Zhao Hongmei believes that the liquidity pressure in the Hong Kong stock market in the second half of the year is very high. The one - trillion - level restricted - share lifting and the intensive IPOs form a "double pressure" on the market funds. Although the south - bound funds are a key "stabilizer", they are difficult to fully cover the entire capital gap. "The overall market will present a pattern of 'index under pressure and increasing differentiation among individual stocks'. The liquidity pressure on small - and medium - cap stocks is particularly prominent, and many newly - listed stocks have had zero daily trading volume within less than half a year after listing. In terms of the nature of risks, this round of impact is mainly structural, highly concentrated in AI and technology growth stocks that have risen too much, have high valuations, and have a weak profit foundation, while leading companies with solid fundamentals and high - dividend assets are relatively less affected."

After analyzing the sectors, SPDB International believes that in sectors such as telecommunications and software services, the expectation of restricted - share lifting is often digested by the market in advance, and the stock price may stabilize and rebound after the restricted - share lifting; while sectors such as semiconductors and automobiles belong to the "lagged - impact type of restricted - share lifting", and the selling pressure will be significantly released after the restricted - share lifting. From the perspective of market value, small - cap stocks are most significantly affected and underperform medium - and large - cap stocks before and after the restricted - share lifting; the impact on medium - cap stocks is relatively mild; large - cap stocks face greater selling pressure before the restricted - share lifting, but will quickly stabilize after the "bad news is out". SPDB International calculated that the restricted - share lifting scale in September 2026 is equivalent to 31% of the total market value and 113% of the floating market value of relevant companies.

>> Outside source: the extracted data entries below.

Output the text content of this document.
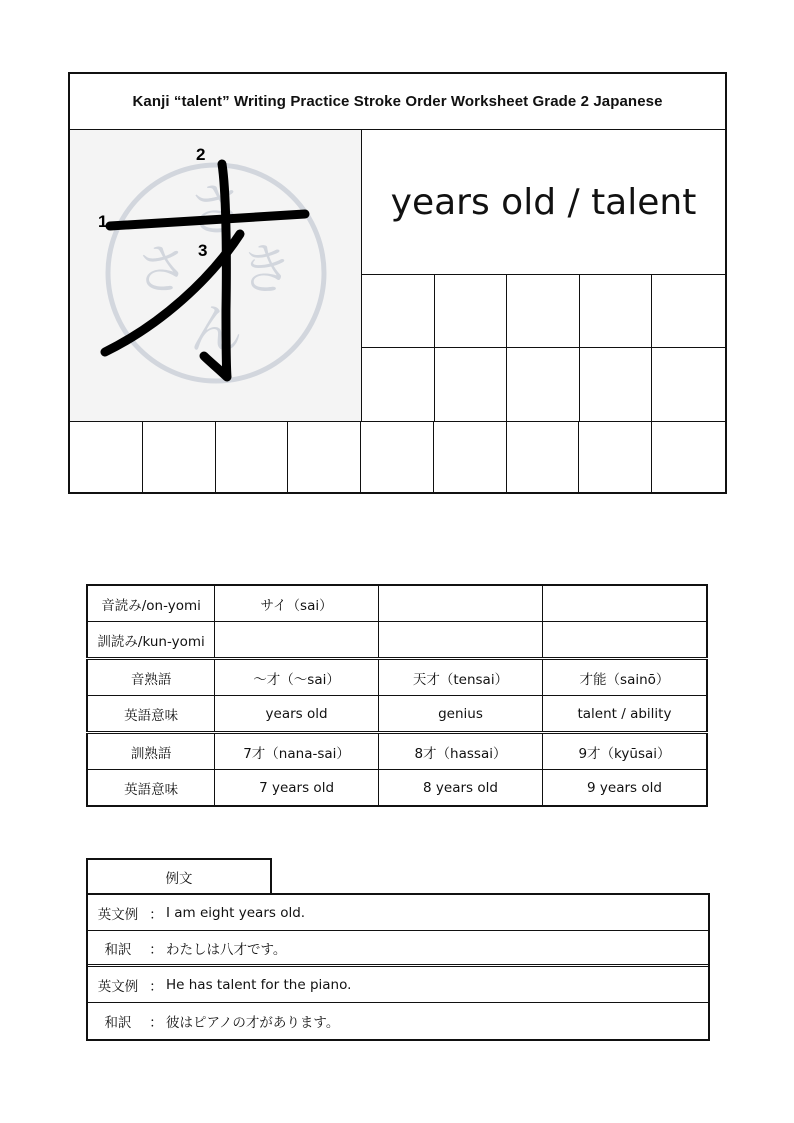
Kanji “talent” Writing Practice Stroke Order Worksheet Grade 2 Japanese
さ
さ き
ん
1
2
3
years old / talent
音読み/on-yomi	サイ（sai）		
訓読み/kun-yomi			
音熟語	〜才（〜sai）	天才（tensai）	才能（sainō）
英語意味	years old	genius	talent / ability
訓熟語	7才（nana-sai）	8才（hassai）	9才（kyūsai）
英語意味	7 years old	8 years old	9 years old
例文
英文例 ： I am eight years old.
和訳	： わたしは八才です。
英文例 ： He has talent for the piano.
和訳	： 彼はピアノの才があります。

Facing the restricted - share lifting wave, institutions have provided a trading strategy framework. SPDB International believes that from the perspective of risk avoidance, one should avoid targets with a high proportion of restricted - share lifting, high valuations, and low liquidity, focus on leading companies with solid fundamentals, stable shareholder structures, and abundant cash flows, grasp the risk - avoidance rhythm during key windows such as September, and avoid chasing high prices before the restricted - share lifting.

China Merchants Securities (HK) suggests moderately reducing positions during the subscription period of large - scale IPOs, avoiding sectors where funds may be diverted, and paying attention to the short - term repair opportunities brought by the return of funds after the subscription ends. In the long - term, there is no need to change the core allocation due to the IPO expansion. One should pay more attention to companies with high - quality fundamentals and sustainable performance logic and cross the emotional cycle of the "supply shock". Looking for "mis - killed" structural opportunities after the release of liquidity pressure may be a more practical choice.

This article is from the WeChat official account "Reading with a Unique Perspective" (ID: dushuyizhi007), author: Cheng Mengqi, editors: Guo Nan and Lu Ling. It is published by 36Kr with authorization.